If you suffer a dislocated shoulder, such as from lifting a heavy object at work, don't delay in receiving a professional diagnosis. This will help you better understand your injury, prognosis and the best type of treatment.
The way you treat a dislocated shoulder is based largely on the extent of your injury, as well as any additional damage. Here are a few things to discuss with your medical team:
- Closed reduction: Your doctor may be able to maneuver your shoulder back into proper position, helping you avoid the need for surgery. It's a painful procedure, but once everything is properly aligned, you'll feel much better.
- Surgery: This is typically required if you've had past problems with your shoulder and/or have a weak shoulder joint. Your doctor may also suggest surgery in the event of damage to blood vessels or nerves in the area.
- Immobilization: A splint or sling can keep your shoulder in place for an extended period of time, helping it heal. Your doctor can help you decide how long to keep your shoulder immobilized, with two to three weeks common.

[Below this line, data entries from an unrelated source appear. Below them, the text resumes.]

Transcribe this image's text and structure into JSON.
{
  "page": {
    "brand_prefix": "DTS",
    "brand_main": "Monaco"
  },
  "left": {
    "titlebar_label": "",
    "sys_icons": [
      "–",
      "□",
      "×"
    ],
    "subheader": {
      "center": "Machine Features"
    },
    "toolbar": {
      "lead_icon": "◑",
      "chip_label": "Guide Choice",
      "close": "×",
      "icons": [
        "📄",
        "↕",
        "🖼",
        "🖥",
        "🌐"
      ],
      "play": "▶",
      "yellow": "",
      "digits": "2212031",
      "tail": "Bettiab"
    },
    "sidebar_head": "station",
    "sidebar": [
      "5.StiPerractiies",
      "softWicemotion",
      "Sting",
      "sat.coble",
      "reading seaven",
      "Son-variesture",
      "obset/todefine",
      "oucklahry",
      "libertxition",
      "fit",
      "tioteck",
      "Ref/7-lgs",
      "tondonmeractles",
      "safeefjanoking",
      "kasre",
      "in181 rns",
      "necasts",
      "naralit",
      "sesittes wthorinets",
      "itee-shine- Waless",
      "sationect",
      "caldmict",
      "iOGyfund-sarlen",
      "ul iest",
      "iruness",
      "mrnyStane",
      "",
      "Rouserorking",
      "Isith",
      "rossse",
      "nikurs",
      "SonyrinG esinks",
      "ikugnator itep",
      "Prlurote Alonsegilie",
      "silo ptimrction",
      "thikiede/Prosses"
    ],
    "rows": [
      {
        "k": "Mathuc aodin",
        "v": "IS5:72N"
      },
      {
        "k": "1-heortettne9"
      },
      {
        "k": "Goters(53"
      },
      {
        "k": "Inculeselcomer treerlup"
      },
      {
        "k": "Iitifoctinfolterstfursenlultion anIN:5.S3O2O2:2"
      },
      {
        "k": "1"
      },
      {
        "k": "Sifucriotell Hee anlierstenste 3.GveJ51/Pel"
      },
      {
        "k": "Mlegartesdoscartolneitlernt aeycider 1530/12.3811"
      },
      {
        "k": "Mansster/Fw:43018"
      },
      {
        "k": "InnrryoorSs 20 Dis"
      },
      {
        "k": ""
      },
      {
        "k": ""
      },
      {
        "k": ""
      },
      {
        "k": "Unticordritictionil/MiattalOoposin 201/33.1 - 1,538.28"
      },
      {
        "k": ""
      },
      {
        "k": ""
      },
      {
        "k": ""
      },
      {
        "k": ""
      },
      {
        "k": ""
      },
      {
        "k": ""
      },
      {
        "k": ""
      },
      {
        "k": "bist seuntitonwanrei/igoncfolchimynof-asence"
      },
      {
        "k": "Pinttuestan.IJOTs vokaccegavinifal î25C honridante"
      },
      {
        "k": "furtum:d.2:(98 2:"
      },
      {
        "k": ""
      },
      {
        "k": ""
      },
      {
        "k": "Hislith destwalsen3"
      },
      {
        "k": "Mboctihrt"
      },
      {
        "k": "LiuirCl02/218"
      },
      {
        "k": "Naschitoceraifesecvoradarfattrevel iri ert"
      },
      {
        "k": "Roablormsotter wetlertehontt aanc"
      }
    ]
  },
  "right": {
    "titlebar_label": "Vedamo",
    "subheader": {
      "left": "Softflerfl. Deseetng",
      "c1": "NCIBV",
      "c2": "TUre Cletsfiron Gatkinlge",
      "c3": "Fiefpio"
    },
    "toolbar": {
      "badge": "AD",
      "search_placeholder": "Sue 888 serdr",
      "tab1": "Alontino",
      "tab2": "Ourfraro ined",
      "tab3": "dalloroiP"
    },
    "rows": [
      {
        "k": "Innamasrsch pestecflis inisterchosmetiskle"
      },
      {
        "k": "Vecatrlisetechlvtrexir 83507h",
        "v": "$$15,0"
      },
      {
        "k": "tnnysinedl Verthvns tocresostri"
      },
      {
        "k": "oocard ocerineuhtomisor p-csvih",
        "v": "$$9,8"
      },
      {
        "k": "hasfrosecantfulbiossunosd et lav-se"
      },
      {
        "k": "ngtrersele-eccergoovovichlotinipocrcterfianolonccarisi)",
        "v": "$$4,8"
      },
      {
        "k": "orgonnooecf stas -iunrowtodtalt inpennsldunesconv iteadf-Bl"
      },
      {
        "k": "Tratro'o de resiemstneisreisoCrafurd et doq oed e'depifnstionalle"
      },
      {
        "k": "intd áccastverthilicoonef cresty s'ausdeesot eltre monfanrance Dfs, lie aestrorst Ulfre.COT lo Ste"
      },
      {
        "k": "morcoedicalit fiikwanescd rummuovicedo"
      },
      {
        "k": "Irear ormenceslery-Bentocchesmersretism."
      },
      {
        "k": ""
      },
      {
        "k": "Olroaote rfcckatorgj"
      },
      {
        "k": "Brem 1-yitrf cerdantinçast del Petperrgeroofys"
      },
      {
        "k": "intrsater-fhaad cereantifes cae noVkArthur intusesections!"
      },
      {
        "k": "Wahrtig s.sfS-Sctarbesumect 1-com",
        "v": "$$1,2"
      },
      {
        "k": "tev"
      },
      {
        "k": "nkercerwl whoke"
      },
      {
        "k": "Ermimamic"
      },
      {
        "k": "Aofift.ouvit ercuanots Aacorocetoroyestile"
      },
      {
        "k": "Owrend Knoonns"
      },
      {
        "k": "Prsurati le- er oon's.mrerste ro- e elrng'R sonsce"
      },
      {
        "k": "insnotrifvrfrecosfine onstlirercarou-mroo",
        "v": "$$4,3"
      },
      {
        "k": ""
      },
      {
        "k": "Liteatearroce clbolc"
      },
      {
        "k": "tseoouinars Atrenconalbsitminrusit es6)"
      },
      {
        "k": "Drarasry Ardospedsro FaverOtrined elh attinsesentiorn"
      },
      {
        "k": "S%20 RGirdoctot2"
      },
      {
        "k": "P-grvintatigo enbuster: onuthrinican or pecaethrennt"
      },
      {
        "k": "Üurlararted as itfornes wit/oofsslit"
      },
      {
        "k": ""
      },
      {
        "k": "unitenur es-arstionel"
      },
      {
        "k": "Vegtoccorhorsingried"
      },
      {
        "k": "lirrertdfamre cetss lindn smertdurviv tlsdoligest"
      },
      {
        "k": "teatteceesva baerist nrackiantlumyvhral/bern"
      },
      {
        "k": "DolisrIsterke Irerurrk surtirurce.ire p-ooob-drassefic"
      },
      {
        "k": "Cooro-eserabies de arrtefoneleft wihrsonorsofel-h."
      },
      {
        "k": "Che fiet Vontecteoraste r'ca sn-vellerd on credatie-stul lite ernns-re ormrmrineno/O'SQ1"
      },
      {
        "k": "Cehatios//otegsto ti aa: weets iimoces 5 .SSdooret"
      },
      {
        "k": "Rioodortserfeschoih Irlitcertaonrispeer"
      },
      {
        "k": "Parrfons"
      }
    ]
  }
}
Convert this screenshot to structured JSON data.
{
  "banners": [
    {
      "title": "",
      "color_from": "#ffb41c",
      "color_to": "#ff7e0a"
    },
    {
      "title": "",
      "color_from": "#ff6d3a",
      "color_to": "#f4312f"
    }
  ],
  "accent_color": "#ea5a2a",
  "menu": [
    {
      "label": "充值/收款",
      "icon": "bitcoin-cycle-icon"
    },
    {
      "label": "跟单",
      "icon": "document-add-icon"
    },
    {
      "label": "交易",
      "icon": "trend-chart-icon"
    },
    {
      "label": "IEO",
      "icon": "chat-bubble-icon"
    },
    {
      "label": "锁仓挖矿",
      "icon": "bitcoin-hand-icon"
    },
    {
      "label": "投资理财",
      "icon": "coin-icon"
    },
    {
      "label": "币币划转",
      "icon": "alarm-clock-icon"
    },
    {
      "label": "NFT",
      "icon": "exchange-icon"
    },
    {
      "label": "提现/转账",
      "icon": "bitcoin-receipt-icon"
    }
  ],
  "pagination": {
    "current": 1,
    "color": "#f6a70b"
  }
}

As you recover, you may require some form of rehabilitation. For example, physical therapy can help strengthen your shoulder, increase range of motion and prevent future injury.
Since a dislocated shoulder typically calls for an extended period of recovery, you may not be able to return to work right away. Rather than push through the pain, file a workers' compensation claim. This allows you to receive compensation during your recovery, which takes your mind off the financial impact of the injury.